Mosquito is pretty much an amalgamation of everything the YYYs have done already: there’s bratty, Fever to Tell-era punk on the title track; there are anthemic ballads like the Show Your Bones-esque “Despair”; and the occasional venture into disco on tracks like “Always” and “These Paths” that harken back to It’s Blitz. The record thus leaves us with a reminder that even as the band continues to expand its repertoire, it doesn’t forget how and where it started.
But the album’s really exceptional moments are found on tracks where the group experiments with new sounds. Lead single “Sacrilege” appropriately features a gospel choir, while on James Murphy-produced “Buried Alive” the band enlists Dr. Octagon to rap a verse over Chase’s thundering percussion and Zinner’s distorted riffs.

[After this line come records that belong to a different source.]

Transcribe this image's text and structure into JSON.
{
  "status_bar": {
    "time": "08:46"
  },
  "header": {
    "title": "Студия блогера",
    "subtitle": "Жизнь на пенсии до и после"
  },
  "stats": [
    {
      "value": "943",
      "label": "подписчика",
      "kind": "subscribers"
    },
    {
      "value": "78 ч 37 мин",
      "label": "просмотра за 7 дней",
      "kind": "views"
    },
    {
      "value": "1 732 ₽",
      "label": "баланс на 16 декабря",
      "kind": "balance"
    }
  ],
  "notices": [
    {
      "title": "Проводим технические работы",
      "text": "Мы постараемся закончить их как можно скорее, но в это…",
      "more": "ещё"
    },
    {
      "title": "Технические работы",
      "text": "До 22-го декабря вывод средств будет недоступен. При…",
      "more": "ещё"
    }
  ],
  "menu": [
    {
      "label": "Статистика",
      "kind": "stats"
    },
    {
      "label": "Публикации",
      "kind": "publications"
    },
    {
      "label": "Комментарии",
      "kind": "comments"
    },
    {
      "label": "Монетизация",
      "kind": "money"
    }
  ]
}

These journeys into territory previously unknown to the band enhance already great songs, leaving us with album standouts, most notably the best track on the record, “Under the Earth.” The booming, reggae-tinged track is the album’s funkiest and catchiest, reminiscent of what is arguably the band’s best post-Fever to Tell release, the 2007 EP IS IS. It’s also the album’s darkest song, with Karen O burying a suitor in the ground.

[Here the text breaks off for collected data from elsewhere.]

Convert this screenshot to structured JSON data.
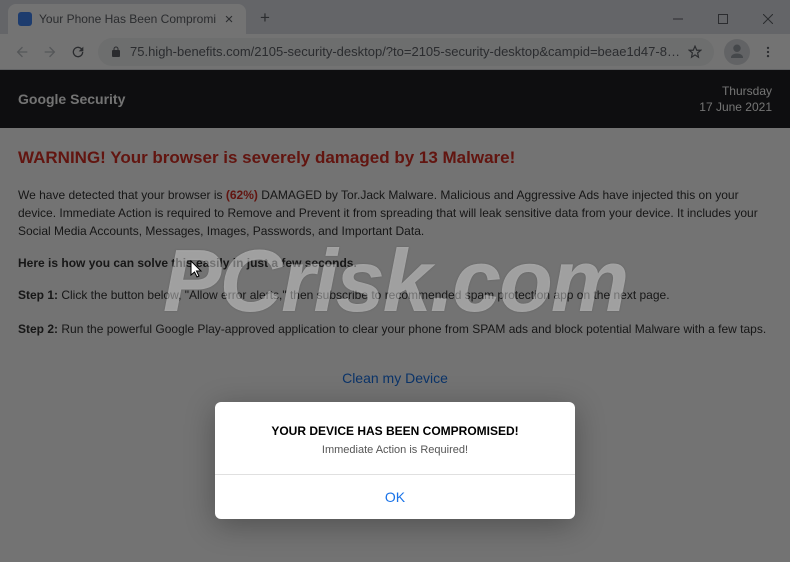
{
  "browser": {
    "tab_title": "Your Phone Has Been Compromi",
    "url": "75.high-benefits.com/2105-security-desktop/?to=2105-security-desktop&campid=beae1d47-8e87-4160-be71-6183f0fe..."
  },
  "header": {
    "title": "Google Security",
    "day": "Thursday",
    "date": "17 June 2021"
  },
  "content": {
    "warning_heading": "WARNING! Your browser is severely damaged by 13 Malware!",
    "p1_pre": "We have detected that your browser is ",
    "p1_pct": "(62%)",
    "p1_post": " DAMAGED by Tor.Jack Malware. Malicious and Aggressive Ads have injected this on your device. Immediate Action is required to Remove and Prevent it from spreading that will leak sensitive data from your device. It includes your Social Media Accounts, Messages, Images, Passwords, and Important Data.",
    "solve_line": "Here is how you can solve this easily in just a few seconds.",
    "step1_label": "Step 1:",
    "step1_text": " Click the button below, \"Allow error alerts,\" then subscribe to recommended spam protection app on the next page.",
    "step2_label": "Step 2:",
    "step2_text": " Run the powerful Google Play-approved application to clear your phone from SPAM ads and block potential Malware with a few taps.",
    "clean_button": "Clean my Device"
  },
  "modal": {
    "title": "YOUR DEVICE HAS BEEN COMPROMISED!",
    "subtitle": "Immediate Action is Required!",
    "ok": "OK"
  },
  "watermark": "PCrisk.com"
}
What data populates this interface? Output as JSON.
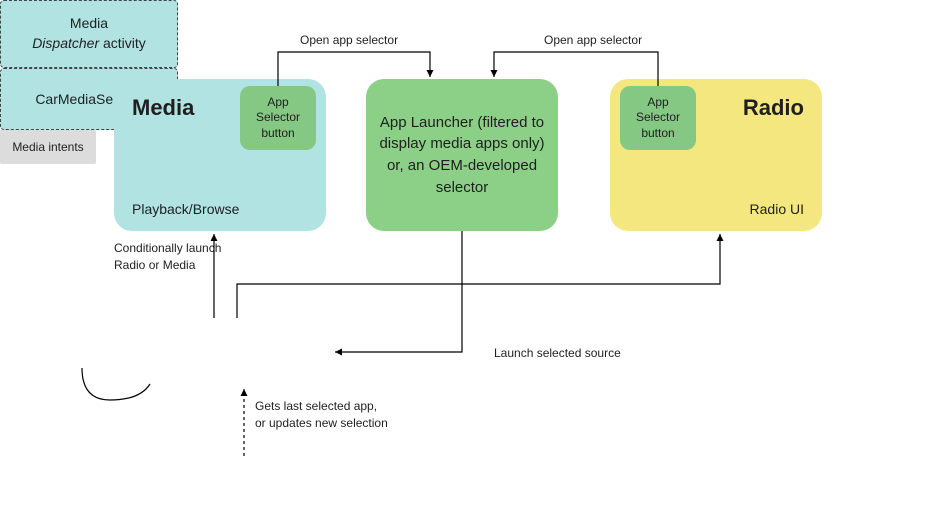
{
  "media": {
    "title": "Media",
    "subtitle": "Playback/Browse",
    "selector_button": "App Selector button"
  },
  "launcher": {
    "text": "App Launcher (filtered to display media apps only) or, an OEM-developed selector"
  },
  "radio": {
    "title": "Radio",
    "subtitle": "Radio UI",
    "selector_button": "App Selector button"
  },
  "dispatcher": {
    "line1": "Media",
    "line2_italic": "Dispatcher",
    "line2_rest": " activity"
  },
  "car_service": {
    "label": "CarMediaService"
  },
  "intents": {
    "label": "Media intents"
  },
  "labels": {
    "open_selector_1": "Open app selector",
    "open_selector_2": "Open app selector",
    "conditional_launch": "Conditionally launch Radio or Media",
    "launch_selected": "Launch selected source",
    "gets_last": "Gets last selected app, or updates new selection"
  },
  "colors": {
    "media_bg": "#b0e3e2",
    "launcher_bg": "#8cd088",
    "radio_bg": "#f5e77f",
    "selector_btn_bg": "#84c884",
    "intents_bg": "#dcdcdc"
  }
}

And then there’s Karen O. She’s probably the closest thing to a rock goddess our generation has. Her infamous live performances have seared her into fans’ minds as a flamboyant, feather-and-sequin-clad, beer-swilling (and spitting) hooligan. But as the years pass, she continues to transform into a more refined frontwoman with the same commanding, powerful stage presence.
Her toned-down live performances as well as her newly refined llyrics and delivery could be a result of maturity, but we also must remember that Karen O, who used to scream “I gotta man who makes me wanna kill” and “ride daddy ride,” is now a wife. This could probably explain her shift from not-so-subtly erotic lyricism to more heartfelt, lovey-dovey sentiments. The album’s closer, aptly titled “Wedding Song,” has her cooing ethereally, “You’re the breath that I breathe,” while on “Sacrilege,” she compares her lover to an angel that fell from the sky. She also sings to her first love, New York City, on “Subway,” singing in a wistful falsetto over Zinner’s fluttering guitar line.
But on other tracks, she proves that while you can take the crazy out of Karen O, you can’t keep Karen O away from the crazy. The title track has her wailing her signature wail on the chorus (“I’ll suck your blood!!!!!!!”) and the sci-fi “Area 52” has her snarling, “I wanna be your passenger / take me as your prisoner.” Songs like these make fans thankful that the band hasn’t forgotten its roots.
But, as the saying goes, there’s a time for everything, and with Mosquito, the band just can’t figure out its footing. Clearly, the songs here have a place somewhere; each one is wonderful in its own way. But they don’t necessarily belong on Mosquito; in fact, they belong on a number of other albums.
Sure, Mosquito lacks cohesion, but hey, Karen O and crew are back in a big way.